People planning to retire in 2017 could be risking unexpected tax bills by withdrawing more than the tax-free lump sum.
Prudential has released new research that shows one in five people (19%) could be impacted if they withdraw more than the allowance that savers can take from their pensions at retirement.
Under the pension freedom reforms, most pension savers over the age of 55 are entitled to take some or all their pension savings in the form of a cash lump sum, and the first 25% is tax free.
However, Prudential's Class of 2017 study, found that 19% of those retiring, are planning to withdraw more than the 25 per cent tax-free limit from their pension, which could leave them with a one-off tax bill, or having to pay tax at a higher rate than they normally do.
Stan Russell, retirement income expert at Prudential, said: "Being able to withdraw lump sums from their pension pots gives savers unparalleled flexibility on how to spend their money, and it is clear that people retiring this year are making full use of this benefit.
"Many of the Class of 2017 are withdrawing money to sort out their finances for retirement, with many paying off mortgages and debts, as well as helping out family and enjoying themselves."

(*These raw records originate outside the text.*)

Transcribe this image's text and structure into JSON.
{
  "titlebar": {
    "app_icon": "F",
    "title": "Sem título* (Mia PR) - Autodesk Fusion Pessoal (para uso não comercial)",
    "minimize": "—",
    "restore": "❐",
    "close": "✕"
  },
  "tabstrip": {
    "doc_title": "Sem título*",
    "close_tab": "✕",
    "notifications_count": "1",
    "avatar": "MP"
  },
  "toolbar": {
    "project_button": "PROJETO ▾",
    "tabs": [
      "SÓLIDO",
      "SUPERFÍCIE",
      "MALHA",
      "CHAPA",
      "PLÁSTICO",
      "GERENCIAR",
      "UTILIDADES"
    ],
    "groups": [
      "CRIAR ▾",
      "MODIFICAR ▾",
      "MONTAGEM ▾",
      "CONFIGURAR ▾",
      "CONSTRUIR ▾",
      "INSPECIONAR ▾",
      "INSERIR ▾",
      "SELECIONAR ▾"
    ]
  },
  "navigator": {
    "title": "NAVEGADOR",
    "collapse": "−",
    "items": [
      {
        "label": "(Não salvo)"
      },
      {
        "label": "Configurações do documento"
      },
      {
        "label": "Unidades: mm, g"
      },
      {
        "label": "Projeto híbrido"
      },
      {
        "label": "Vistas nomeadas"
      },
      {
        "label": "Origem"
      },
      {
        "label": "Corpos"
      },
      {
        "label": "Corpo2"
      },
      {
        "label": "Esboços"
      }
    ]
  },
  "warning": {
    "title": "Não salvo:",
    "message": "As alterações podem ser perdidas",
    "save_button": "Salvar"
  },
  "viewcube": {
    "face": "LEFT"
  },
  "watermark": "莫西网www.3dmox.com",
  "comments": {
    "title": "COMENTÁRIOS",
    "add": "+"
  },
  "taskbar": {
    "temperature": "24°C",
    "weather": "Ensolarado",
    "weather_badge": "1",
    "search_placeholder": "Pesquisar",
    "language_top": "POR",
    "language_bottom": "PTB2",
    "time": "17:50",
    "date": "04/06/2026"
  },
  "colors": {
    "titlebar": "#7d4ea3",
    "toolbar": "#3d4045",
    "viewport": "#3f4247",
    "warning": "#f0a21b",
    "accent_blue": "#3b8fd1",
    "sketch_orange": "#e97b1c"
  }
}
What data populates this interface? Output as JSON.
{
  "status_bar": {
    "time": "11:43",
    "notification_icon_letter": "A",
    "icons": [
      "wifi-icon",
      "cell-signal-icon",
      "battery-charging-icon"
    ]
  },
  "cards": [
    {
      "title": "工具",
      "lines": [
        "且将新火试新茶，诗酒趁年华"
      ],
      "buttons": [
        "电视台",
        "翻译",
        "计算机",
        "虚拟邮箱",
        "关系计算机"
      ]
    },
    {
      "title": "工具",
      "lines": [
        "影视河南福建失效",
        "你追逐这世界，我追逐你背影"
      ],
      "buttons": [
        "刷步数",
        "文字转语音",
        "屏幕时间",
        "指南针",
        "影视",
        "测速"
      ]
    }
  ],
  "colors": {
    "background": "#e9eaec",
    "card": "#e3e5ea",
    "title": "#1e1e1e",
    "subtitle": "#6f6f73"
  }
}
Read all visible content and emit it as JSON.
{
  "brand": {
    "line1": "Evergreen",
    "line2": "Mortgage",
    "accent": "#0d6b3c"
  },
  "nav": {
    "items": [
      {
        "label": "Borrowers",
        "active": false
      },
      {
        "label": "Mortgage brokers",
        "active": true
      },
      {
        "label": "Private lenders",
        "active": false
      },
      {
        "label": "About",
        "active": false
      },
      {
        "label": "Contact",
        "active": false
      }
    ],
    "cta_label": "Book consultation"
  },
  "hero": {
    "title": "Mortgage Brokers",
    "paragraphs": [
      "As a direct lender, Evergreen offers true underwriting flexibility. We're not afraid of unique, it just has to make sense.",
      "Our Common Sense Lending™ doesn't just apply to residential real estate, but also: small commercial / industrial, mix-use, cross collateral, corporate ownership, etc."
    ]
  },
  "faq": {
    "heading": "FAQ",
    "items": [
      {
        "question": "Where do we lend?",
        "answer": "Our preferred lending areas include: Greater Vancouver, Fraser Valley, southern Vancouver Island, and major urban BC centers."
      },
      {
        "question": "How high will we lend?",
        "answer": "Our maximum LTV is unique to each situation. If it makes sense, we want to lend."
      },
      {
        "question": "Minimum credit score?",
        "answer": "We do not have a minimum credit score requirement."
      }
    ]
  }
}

"However, it is also clear that without careful planning, the tax man could benefit from people making the most of the newly acquired access to their pension funds."
Prudential's research into the financial plans and aspirations of people planning to retire in the year ahead – now in its tenth year – found that more than two in five people planning to retire in 2017 (44 per cent) are planning to withdraw some cash from their pension savings.
A quarter of retirees will stay within the 25 per cent tax-free lump sum limit.
At the same time, Financial Conduct Authority data shows that fewer than half (47%) of those who withdrew all the money from their pension savings between July and September 2016 sought professional financial advice before doing so.
However, the proportion seeking advice had increased from just 29 per cent at the start of 2016.
Meanwhile, Treasury data released as part of the Spring Budget shows that the amount of cash being taken from pension funds is higher than expected when the freedoms were first announced.
It was initially estimated that the changes would mean a total of £900million of extra tax being paid in the tax years 2015-16 and 2016-17. In fact, a total of £2.6 billion in extra tax is now expected to be paid in the two years to 6 April 2017.
"For many people approaching retirement and considering how to make the most of their savings, a consultation with a professional financial adviser where appropriate could help to ensure they access their pension in a way that benefits their long and short-term aims," Russell said.